The Court finds that NetApp has met its initial burden to show that surcharge based on an unjust enrichment theory is not an appropriate equitable remedy in this case. The burden thus shifts to Warmenhoven to present evidence from which a reasonable trier of fact could find that NetApp gained a benefit from its alleged misrepresentation. Warmenhoven argues that “NetApp retained millions of dollars, per its SEC disclosures, when it terminated the Plan and avoided any future liability related to the [Plan].” Opp. at 5, ECF 139. Setting aside for the moment Warmenhoven's failure to cite to specific SEC filings showing NetApp's retention of millions of dollars, any such retention resulted from termination of the Plan, not the alleged misrepresentation that the Plan provided lifetime health insurance benefits. Termination of the Plan was permitted under the laws governing ERISA and under the express terms of the Plan. As in Skinner, Warmenhoven has failed to present any evidence that NetApp gained a benefit from the alleged conduct that breached its fiduciary duty, that is, the alleged misrepresentation that the Plan provided lifetime health insurance benefits that could not be terminated.

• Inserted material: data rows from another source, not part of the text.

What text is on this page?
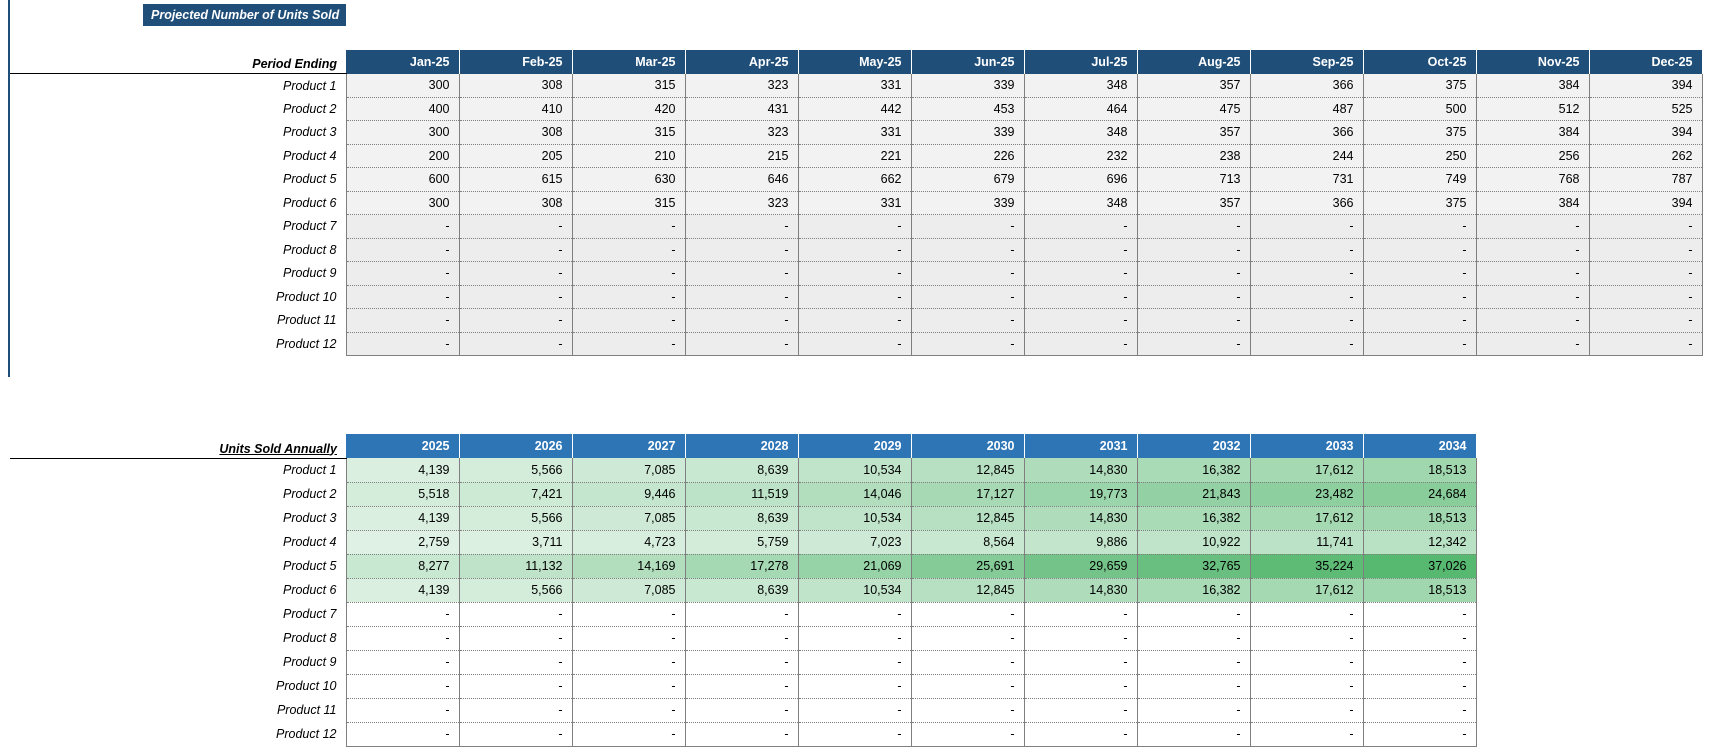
Projected Number of Units Sold
Period Ending	Jan-25	Feb-25	Mar-25	Apr-25	May-25	Jun-25	Jul-25	Aug-25	Sep-25	Oct-25	Nov-25	Dec-25
Product 1	300	308	315	323	331	339	348	357	366	375	384	394
Product 2	400	410	420	431	442	453	464	475	487	500	512	525
Product 3	300	308	315	323	331	339	348	357	366	375	384	394
Product 4	200	205	210	215	221	226	232	238	244	250	256	262
Product 5	600	615	630	646	662	679	696	713	731	749	768	787
Product 6	300	308	315	323	331	339	348	357	366	375	384	394
Product 7	-	-	-	-	-	-	-	-	-	-	-	-
Product 8	-	-	-	-	-	-	-	-	-	-	-	-
Product 9	-	-	-	-	-	-	-	-	-	-	-	-
Product 10	-	-	-	-	-	-	-	-	-	-	-	-
Product 11	-	-	-	-	-	-	-	-	-	-	-	-
Product 12	-	-	-	-	-	-	-	-	-	-	-	-
Units Sold Annually	2025	2026	2027	2028	2029	2030	2031	2032	2033	2034
Product 1	4,139	5,566	7,085	8,639	10,534	12,845	14,830	16,382	17,612	18,513
Product 2	5,518	7,421	9,446	11,519	14,046	17,127	19,773	21,843	23,482	24,684
Product 3	4,139	5,566	7,085	8,639	10,534	12,845	14,830	16,382	17,612	18,513
Product 4	2,759	3,711	4,723	5,759	7,023	8,564	9,886	10,922	11,741	12,342
Product 5	8,277	11,132	14,169	17,278	21,069	25,691	29,659	32,765	35,224	37,026
Product 6	4,139	5,566	7,085	8,639	10,534	12,845	14,830	16,382	17,612	18,513
Product 7	-	-	-	-	-	-	-	-	-	-
Product 8	-	-	-	-	-	-	-	-	-	-
Product 9	-	-	-	-	-	-	-	-	-	-
Product 10	-	-	-	-	-	-	-	-	-	-
Product 11	-	-	-	-	-	-	-	-	-	-
Product 12	-	-	-	-	-	-	-	-	-	-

The Court therefore finds surcharge based on unjust enrichment is not an available remedy in this case. However, as discussed above, surcharge based on actual harm is may be available.
NetApp seeks summary judgment on Warmenhoven's § 1132(a)(3) claim on the basis that the two remedies he seeks, reformation and surcharge, are not appropriate equitable relief in this case. NetApp's motion must be denied in light of the Court's conclusion that Warmenhoven may be able to recover surcharge as an appropriate remedy for actual harm caused by NetApp's alleged breach of fiduciary duty.
(1) NetApp's motion for summary judgment is DENIED.